MLCE-166: Add support for extracting indices in NEPoolingLayer 2x2 NHWC

     * Added support for pooling indices in NHWC Poolsize 2x2

Change-Id: Ib2a3468e794f58bbf2c03aba9f6b184b9d76b183
Signed-off-by: morgolock <pablo.tello@arm.com>
Reviewed-on: https://review.mlplatform.org/c/ml/ComputeLibrary/+/2997
Tested-by: Arm Jenkins <bsgcomp@arm.com>
Reviewed-by: Manuel Bottini <manuel.bottini@arm.com>
Reviewed-by: Michele Di Giorgio <michele.digiorgio@arm.com>
Comments-Addressed: Arm Jenkins <bsgcomp@arm.com>
diff --git a/src/core/NEON/kernels/NEPoolingLayerKernel.cpp b/src/core/NEON/kernels/NEPoolingLayerKernel.cpp
index fdbba81..6d61f51 100644
--- a/src/core/NEON/kernels/NEPoolingLayerKernel.cpp
+++ b/src/core/NEON/kernels/NEPoolingLayerKernel.cpp
@@ -156,7 +156,7 @@
         if(indices)
         {
             ARM_COMPUTE_RETURN_ERROR_ON_MSG((pool_size != Size2D(2, 2)), "Pooling indices only supported for pool size 2x2");
-            ARM_COMPUTE_RETURN_ERROR_ON_MSG(input->data_layout() == DataLayout::NHWC, "Pool indices only supported in NCHW");
+
             ARM_COMPUTE_RETURN_ERROR_ON((indices->dimension(get_data_layout_dimension_index(indices->data_layout(), DataLayoutDimension::WIDTH)) != pooled_w)

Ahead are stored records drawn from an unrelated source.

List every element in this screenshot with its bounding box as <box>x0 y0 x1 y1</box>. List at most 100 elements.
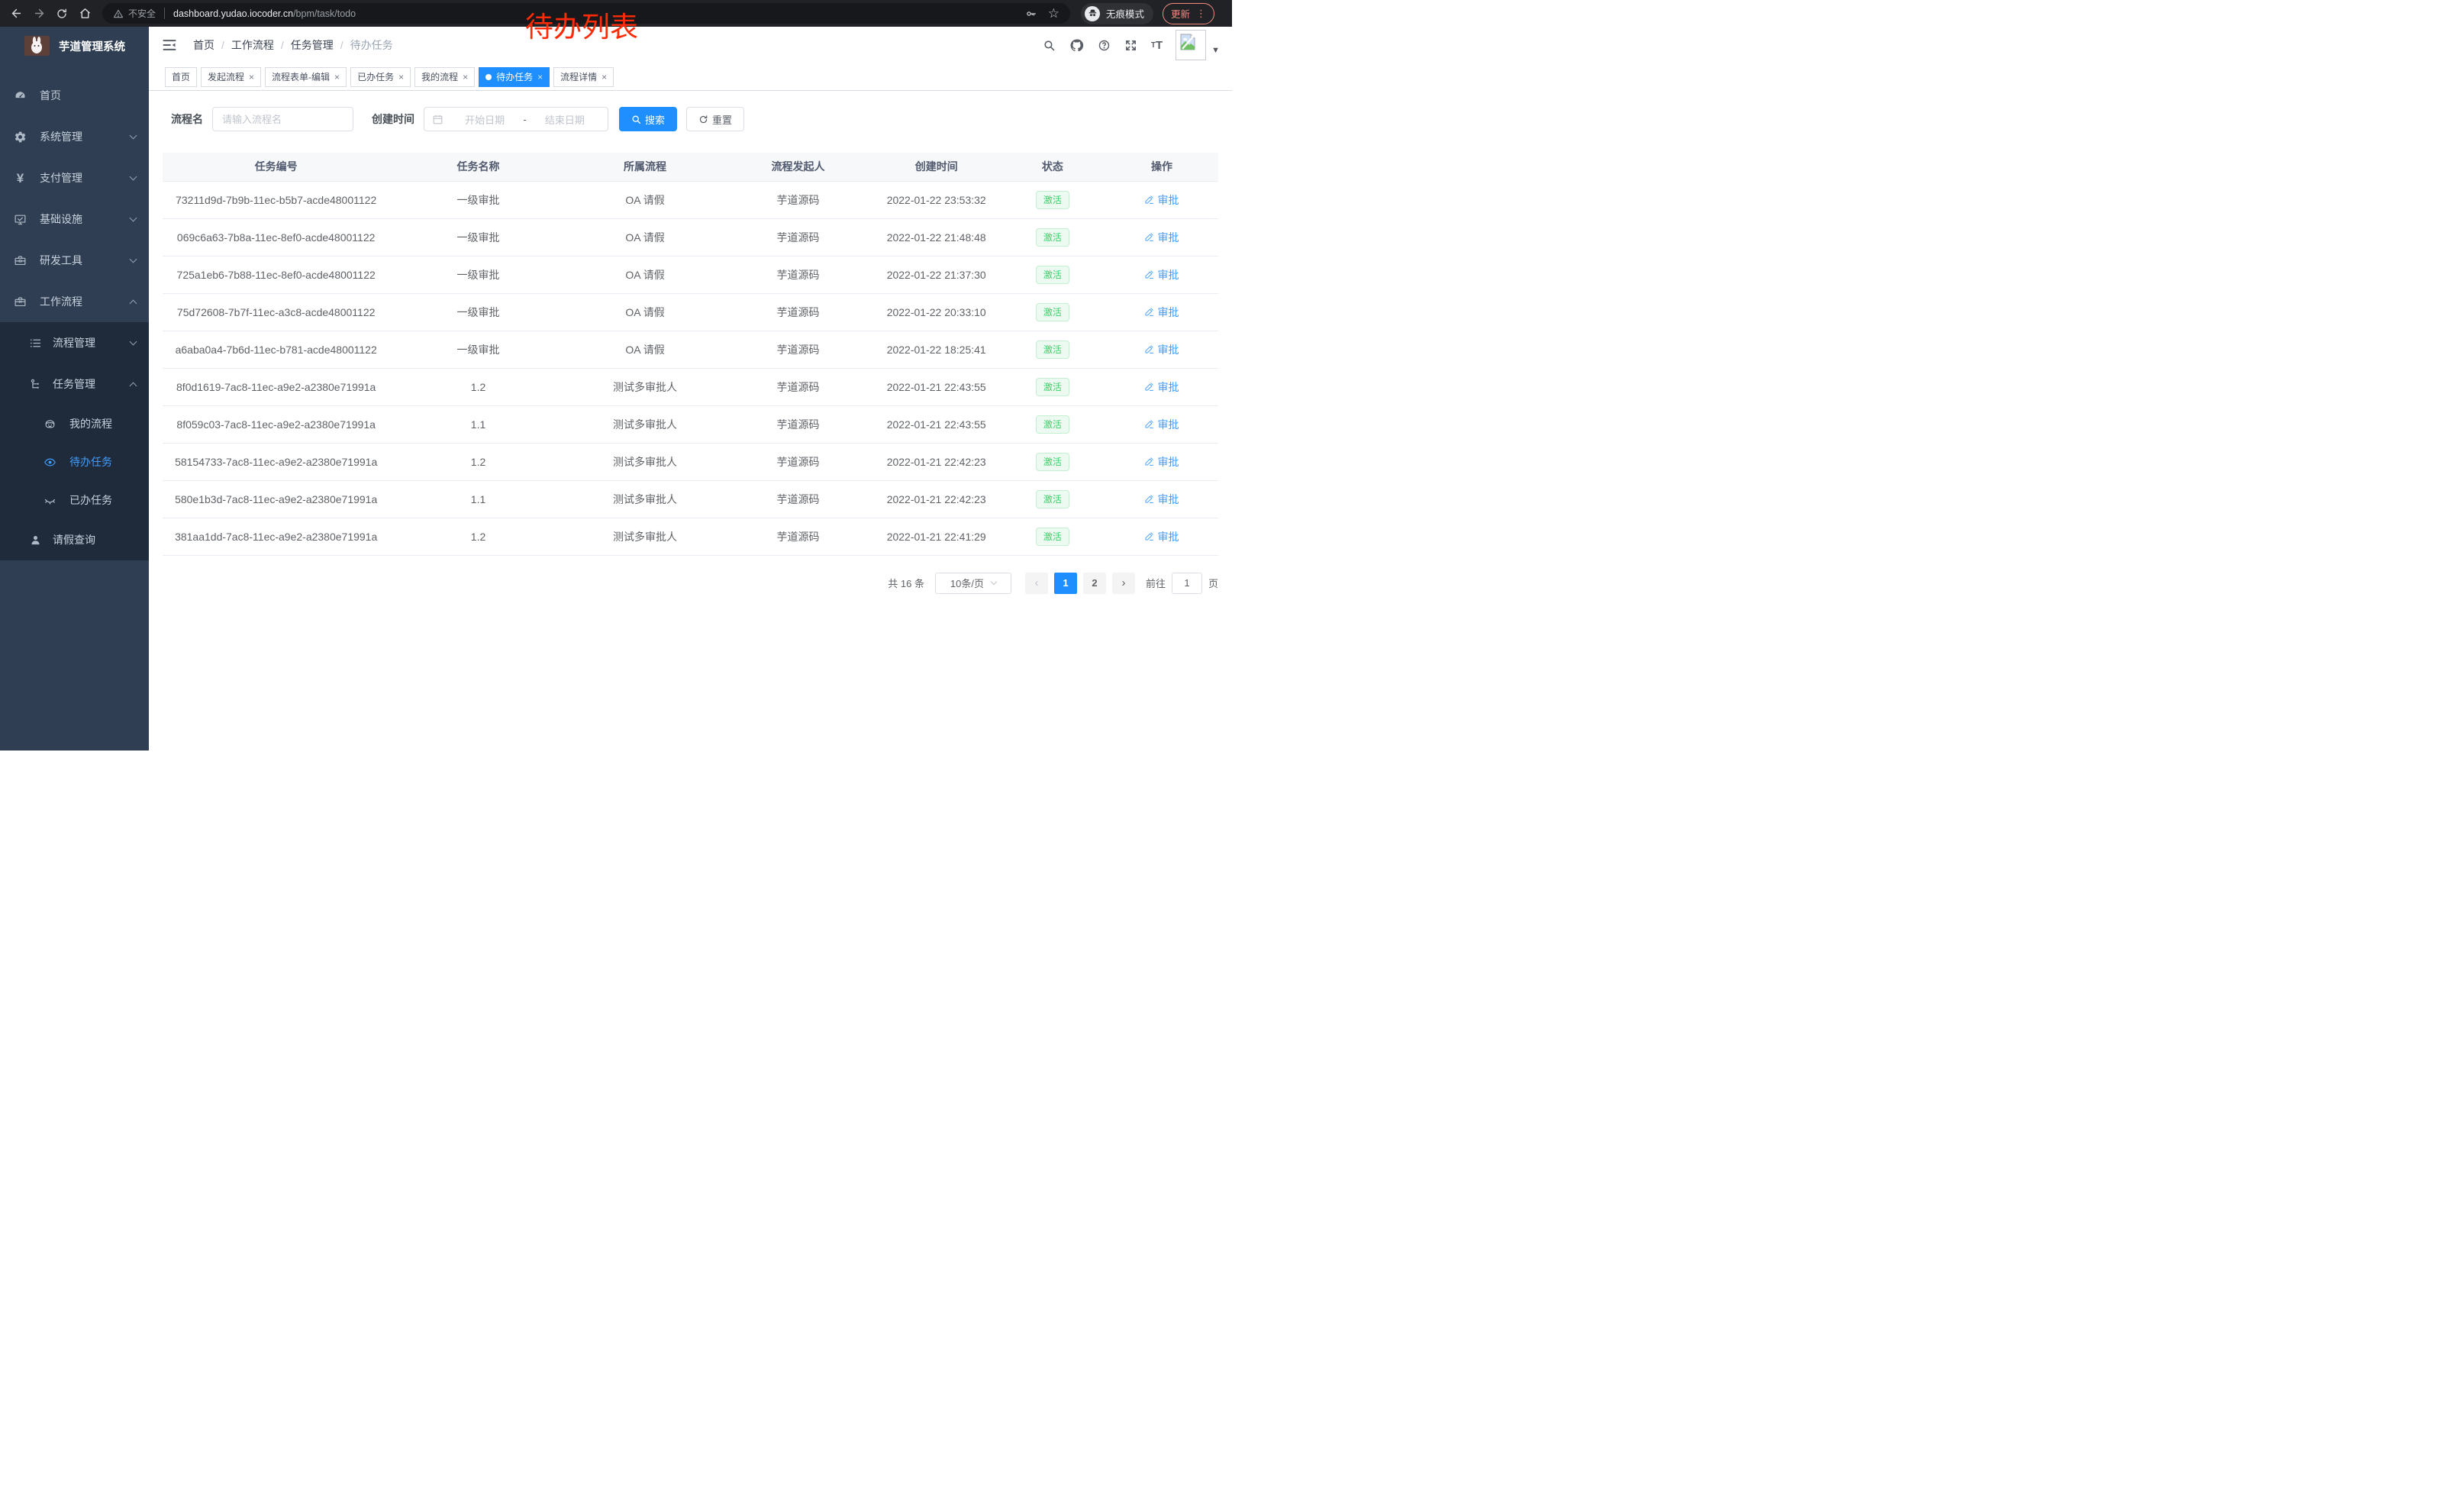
search-icon[interactable] <box>1036 39 1063 52</box>
sidebar-item-label: 请假查询 <box>53 534 95 546</box>
pencil-icon <box>1144 232 1154 242</box>
sidebar-item-工作流程[interactable]: 工作流程 <box>0 281 149 322</box>
cell-action: 审批 <box>1105 293 1218 331</box>
close-icon[interactable]: × <box>249 71 255 82</box>
app-logo[interactable]: 芋道管理系统 <box>0 27 149 65</box>
approve-link[interactable]: 审批 <box>1144 529 1179 544</box>
app-title: 芋道管理系统 <box>59 40 125 53</box>
approve-link[interactable]: 审批 <box>1144 267 1179 282</box>
cell-name: 一级审批 <box>389 181 567 219</box>
home-icon[interactable] <box>73 3 96 24</box>
sidebar-item-基础设施[interactable]: 基础设施 <box>0 199 149 240</box>
eye-closed-icon <box>44 494 56 507</box>
process-name-input[interactable] <box>212 107 353 131</box>
close-icon[interactable]: × <box>398 71 405 82</box>
close-icon[interactable]: × <box>537 71 543 82</box>
reload-icon[interactable] <box>50 3 73 24</box>
page-size-select[interactable]: 10条/页 <box>934 572 1011 594</box>
sidebar-item-任务管理[interactable]: 任务管理 <box>0 363 149 405</box>
reset-button[interactable]: 重置 <box>686 107 745 131</box>
cell-name: 一级审批 <box>389 256 567 294</box>
close-icon[interactable]: × <box>463 71 469 82</box>
breadcrumb-item[interactable]: 首页 <box>193 39 214 51</box>
tab-发起流程[interactable]: 发起流程 × <box>201 66 262 87</box>
page-size-value: 10条/页 <box>950 578 984 589</box>
forward-icon[interactable] <box>27 3 50 24</box>
table-row: 73211d9d-7b9b-11ec-b5b7-acde48001122 一级审批… <box>163 181 1218 219</box>
fullscreen-icon[interactable] <box>1118 39 1144 52</box>
approve-link[interactable]: 审批 <box>1144 342 1179 357</box>
sidebar-item-我的流程[interactable]: 我的流程 <box>0 405 149 443</box>
sidebar-item-首页[interactable]: 首页 <box>0 75 149 116</box>
tab-流程详情[interactable]: 流程详情 × <box>553 66 614 87</box>
cell-process: 测试多审批人 <box>566 480 724 518</box>
column-header: 任务编号 <box>163 153 390 182</box>
security-label: 不安全 <box>128 8 156 19</box>
approve-link[interactable]: 审批 <box>1144 492 1179 507</box>
approve-link[interactable]: 审批 <box>1144 305 1179 320</box>
key-icon[interactable] <box>1025 8 1037 20</box>
cell-action: 审批 <box>1105 518 1218 556</box>
approve-link[interactable]: 审批 <box>1144 192 1179 208</box>
date-range-picker[interactable]: 开始日期 - 结束日期 <box>424 107 608 131</box>
sidebar-item-已办任务[interactable]: 已办任务 <box>0 481 149 519</box>
end-date-placeholder: 结束日期 <box>544 114 585 126</box>
column-header: 所属流程 <box>566 153 724 182</box>
close-icon[interactable]: × <box>334 71 340 82</box>
process-name-label: 流程名 <box>171 113 203 125</box>
sidebar-item-支付管理[interactable]: ¥ 支付管理 <box>0 157 149 199</box>
next-page-button[interactable]: › <box>1111 572 1135 594</box>
list-icon <box>29 337 42 350</box>
sidebar-item-系统管理[interactable]: 系统管理 <box>0 116 149 157</box>
bookmark-star-icon[interactable]: ☆ <box>1047 5 1059 21</box>
approve-link[interactable]: 审批 <box>1144 230 1179 245</box>
avatar[interactable] <box>1176 30 1207 60</box>
sidebar-toggle-icon[interactable] <box>162 37 177 53</box>
approve-label: 审批 <box>1157 305 1179 318</box>
sidebar-item-label: 系统管理 <box>40 131 82 143</box>
breadcrumb-item[interactable]: 任务管理 <box>290 39 334 51</box>
goto-page-input[interactable] <box>1171 572 1202 594</box>
close-icon[interactable]: × <box>601 71 608 82</box>
cell-id: 069c6a63-7b8a-11ec-8ef0-acde48001122 <box>163 218 390 257</box>
cell-name: 1.1 <box>389 480 567 518</box>
approve-link[interactable]: 审批 <box>1144 379 1179 395</box>
column-header: 操作 <box>1105 153 1218 182</box>
cell-starter: 芋道源码 <box>723 181 873 219</box>
sidebar-item-研发工具[interactable]: 研发工具 <box>0 240 149 281</box>
cell-name: 1.1 <box>389 405 567 444</box>
sidebar-item-请假查询[interactable]: 请假查询 <box>0 519 149 560</box>
approve-link[interactable]: 审批 <box>1144 454 1179 470</box>
cell-action: 审批 <box>1105 218 1218 257</box>
back-icon[interactable] <box>5 3 27 24</box>
breadcrumb-item[interactable]: 工作流程 <box>231 39 274 51</box>
table-row: 069c6a63-7b8a-11ec-8ef0-acde48001122 一级审批… <box>163 218 1218 257</box>
github-icon[interactable] <box>1063 38 1091 53</box>
tags-view: 首页 发起流程 × 流程表单-编辑 × 已办任务 × 我的流程 × 待办任务 × 流程详情 × <box>149 63 1232 91</box>
sidebar-item-流程管理[interactable]: 流程管理 <box>0 322 149 363</box>
address-bar[interactable]: 不安全 dashboard.yudao.iocoder.cn/bpm/task/… <box>102 3 1070 24</box>
approve-link[interactable]: 审批 <box>1144 417 1179 432</box>
sidebar-item-待办任务[interactable]: 待办任务 <box>0 443 149 481</box>
page-button-1[interactable]: 1 <box>1053 572 1077 594</box>
cell-time: 2022-01-22 18:25:41 <box>872 331 1000 369</box>
prev-page-button[interactable]: ‹ <box>1024 572 1048 594</box>
sidebar-item-label: 流程管理 <box>53 337 95 349</box>
update-button[interactable]: 更新 ⋮ <box>1163 2 1215 24</box>
caret-down-icon[interactable]: ▼ <box>1211 46 1220 55</box>
cell-process: 测试多审批人 <box>566 368 724 406</box>
dashboard-icon <box>14 89 27 102</box>
tab-首页[interactable]: 首页 <box>165 66 198 87</box>
help-icon[interactable] <box>1091 39 1118 52</box>
kebab-menu-icon[interactable]: ⋮ <box>1196 7 1207 19</box>
tab-label: 发起流程 <box>208 72 245 82</box>
tab-待办任务[interactable]: 待办任务 × <box>479 66 550 87</box>
tab-我的流程[interactable]: 我的流程 × <box>414 66 476 87</box>
tab-已办任务[interactable]: 已办任务 × <box>350 66 411 87</box>
status-badge: 激活 <box>1035 340 1069 359</box>
page-button-2[interactable]: 2 <box>1082 572 1106 594</box>
tab-流程表单-编辑[interactable]: 流程表单-编辑 × <box>265 66 347 87</box>
update-label: 更新 <box>1171 9 1191 20</box>
search-button[interactable]: 搜索 <box>619 107 678 131</box>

                                         || (indices->dimension(get_data_layout_dimension_index(indices->data_layout(), DataLayoutDimension::HEIGHT)) != pooled_h));
         }
@@ -183,7 +183,9 @@
     if(indices)
     {
         // Indices auto inizialitation if not yet initialized
-        auto_init_if_empty(*indices, (input->clone()->set_tensor_shape(compute_pool_shape(*input, pool_info))).set_data_type(DataType::U32) /* we store the offset to the element */);
+        auto_init_if_empty(*indices, (input->clone()->set_tensor_shape(compute_pool_shape(*input,
+                                                                                          pool_info)))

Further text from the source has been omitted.